In gearing up for a court fight, Murkowski and the Legislature included in the bill a set of findings meant to prove that marijuana has increased in potency since the original Supreme court decision, and therefore had become more dangerous.
When the law took effect that June, the ACLU sued the state and Juneau Superior Court Judge Patricia Collins struck it down one month later, saying the new law conflicted with past constitutional decisions of the Supreme Court. Collins limited her decision to possession of less than 1 ounce of marijuana, even though the state law increases penalties for possession of more than that amount.
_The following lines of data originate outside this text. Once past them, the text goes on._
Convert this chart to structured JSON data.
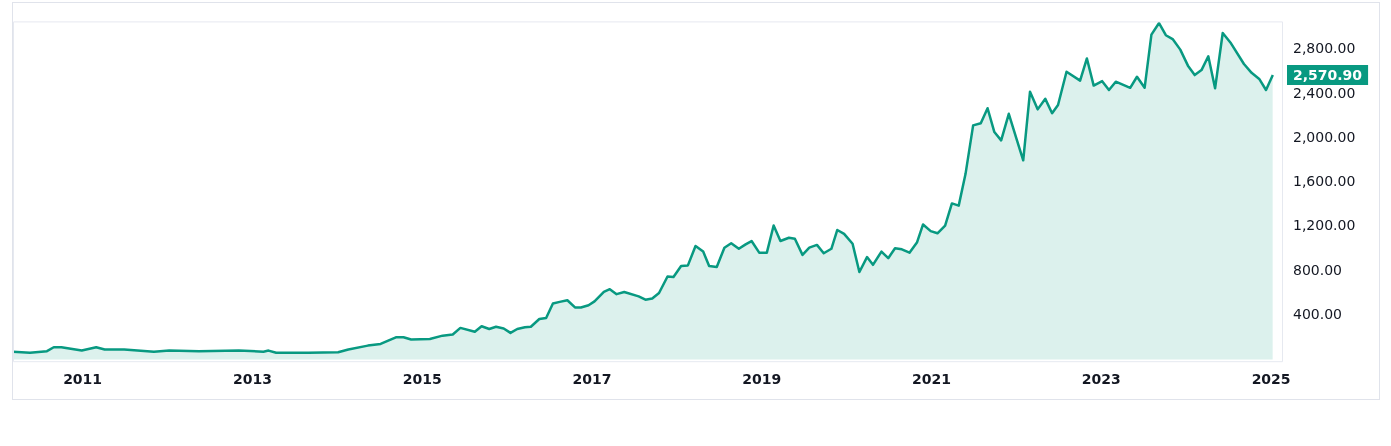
{
  "chart_data": {
    "type": "area",
    "x": [
      2010.18,
      2010.38,
      2010.58,
      2010.66,
      2010.75,
      2010.99,
      2011.16,
      2011.26,
      2011.49,
      2011.84,
      2012.02,
      2012.37,
      2012.84,
      2013.13,
      2013.19,
      2013.28,
      2013.66,
      2014.01,
      2014.13,
      2014.36,
      2014.51,
      2014.69,
      2014.78,
      2014.87,
      2015.09,
      2015.24,
      2015.36,
      2015.45,
      2015.62,
      2015.7,
      2015.79,
      2015.87,
      2015.96,
      2016.04,
      2016.12,
      2016.21,
      2016.28,
      2016.38,
      2016.46,
      2016.54,
      2016.62,
      2016.71,
      2016.8,
      2016.87,
      2016.96,
      2017.03,
      2017.14,
      2017.21,
      2017.29,
      2017.38,
      2017.55,
      2017.63,
      2017.71,
      2017.79,
      2017.89,
      2017.96,
      2018.05,
      2018.13,
      2018.22,
      2018.31,
      2018.38,
      2018.47,
      2018.56,
      2018.64,
      2018.73,
      2018.81,
      2018.88,
      2018.97,
      2019.06,
      2019.14,
      2019.22,
      2019.32,
      2019.39,
      2019.48,
      2019.56,
      2019.65,
      2019.73,
      2019.82,
      2019.89,
      2019.97,
      2020.07,
      2020.15,
      2020.24,
      2020.31,
      2020.41,
      2020.49,
      2020.57,
      2020.65,
      2020.74,
      2020.83,
      2020.9,
      2020.99,
      2021.07,
      2021.16,
      2021.24,
      2021.32,
      2021.4,
      2021.49,
      2021.58,
      2021.66,
      2021.74,
      2021.82,
      2021.91,
      2022.0,
      2022.08,
      2022.16,
      2022.25,
      2022.34,
      2022.42,
      2022.49,
      2022.59,
      2022.75,
      2022.83,
      2022.91,
      2023.01,
      2023.09,
      2023.17,
      2023.34,
      2023.42,
      2023.51,
      2023.59,
      2023.68,
      2023.76,
      2023.84,
      2023.93,
      2024.02,
      2024.1,
      2024.18,
      2024.26,
      2024.34,
      2024.43,
      2024.52,
      2024.68,
      2024.77,
      2024.86,
      2024.94,
      2025.02
    ],
    "series": [
      {
        "color": "#089981",
        "values": [
          70,
          60,
          75,
          110,
          110,
          80,
          110,
          90,
          90,
          70,
          80,
          75,
          80,
          70,
          80,
          60,
          60,
          65,
          90,
          125,
          140,
          200,
          200,
          180,
          185,
          215,
          225,
          285,
          250,
          300,
          275,
          295,
          280,
          240,
          275,
          290,
          295,
          365,
          375,
          505,
          520,
          535,
          470,
          470,
          490,
          525,
          610,
          635,
          590,
          610,
          570,
          540,
          550,
          600,
          750,
          745,
          845,
          850,
          1025,
          975,
          845,
          835,
          1010,
          1050,
          1000,
          1040,
          1070,
          965,
          965,
          1210,
          1070,
          1100,
          1090,
          945,
          1010,
          1035,
          960,
          1000,
          1170,
          1135,
          1045,
          790,
          925,
          855,
          975,
          915,
          1005,
          995,
          965,
          1060,
          1220,
          1160,
          1140,
          1210,
          1410,
          1390,
          1675,
          2115,
          2135,
          2270,
          2055,
          1980,
          2220,
          1995,
          1800,
          2420,
          2260,
          2355,
          2225,
          2300,
          2600,
          2520,
          2720,
          2475,
          2515,
          2435,
          2510,
          2455,
          2555,
          2455,
          2935,
          3040,
          2930,
          2895,
          2800,
          2655,
          2570,
          2615,
          2740,
          2450,
          2950,
          2865,
          2670,
          2590,
          2535,
          2435,
          2570.9
        ]
      }
    ],
    "xlim": [
      2010.18,
      2025.14
    ],
    "xticks": [
      2011,
      2013,
      2015,
      2017,
      2019,
      2021,
      2023,
      2025
    ],
    "ylim": [
      -25,
      3055
    ],
    "yticks": [
      {
        "value": 400,
        "label": "400.00"
      },
      {
        "value": 800,
        "label": "800.00"
      },
      {
        "value": 1200,
        "label": "1,200.00"
      },
      {
        "value": 1600,
        "label": "1,600.00"
      },
      {
        "value": 2000,
        "label": "2,000.00"
      },
      {
        "value": 2400,
        "label": "2,400.00"
      },
      {
        "value": 2800,
        "label": "2,800.00"
      }
    ],
    "grid": false,
    "legend": false,
    "marker": "none",
    "line_style": "solid",
    "annotations": [
      "2,570.90"
    ]
  }
}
The Alaska Constitution has a special guarantee of privacy from government interference. And the Ravin decision said that right-to-privacy outweighs any social harm that might be caused by the personal at-home use of small amounts of marijuana. While the decision was not absolute, the court said the state would have to clear a very high hurdle to justify interfering with that right to privacy.
The state is using the legislative findings to argue that time has come.
Guaneli said that marijuana's psychoactive ingredient, known as THC, is far more potent than before, that pregnant women in Alaska use marijuana at a higher rate than the national average and that 10 percent of users become psychologically dependent on the drug.
He said he wanted to dispel the notion that the use of marijuana is OK "if all you do is step over the threshold of your home before you light up."
The ACLU, however, argued that the court should not bow to politically motivated findings that were tailor-made for the case.
Wolf said the independence of the judiciary was at stake and the court "needs to look with extreme skepticism at the legislature's findings" before it considered overturning decades of precedence protecting Alaskan's right to privacy.
The ACLU is joined by two individual plaintiffs. A 54-year-old woman referred to as Jane Doe uses marijuana to treat pain caused by a neurological illness, according to the ACLU.She and another plaintiff, a 42-year-old woman referred to as Jane Roe, won't list their real names because they fear prosecution under the new law.
The court is expected to rule on the case within a year. The justices could remand the case back to the lower court for trial.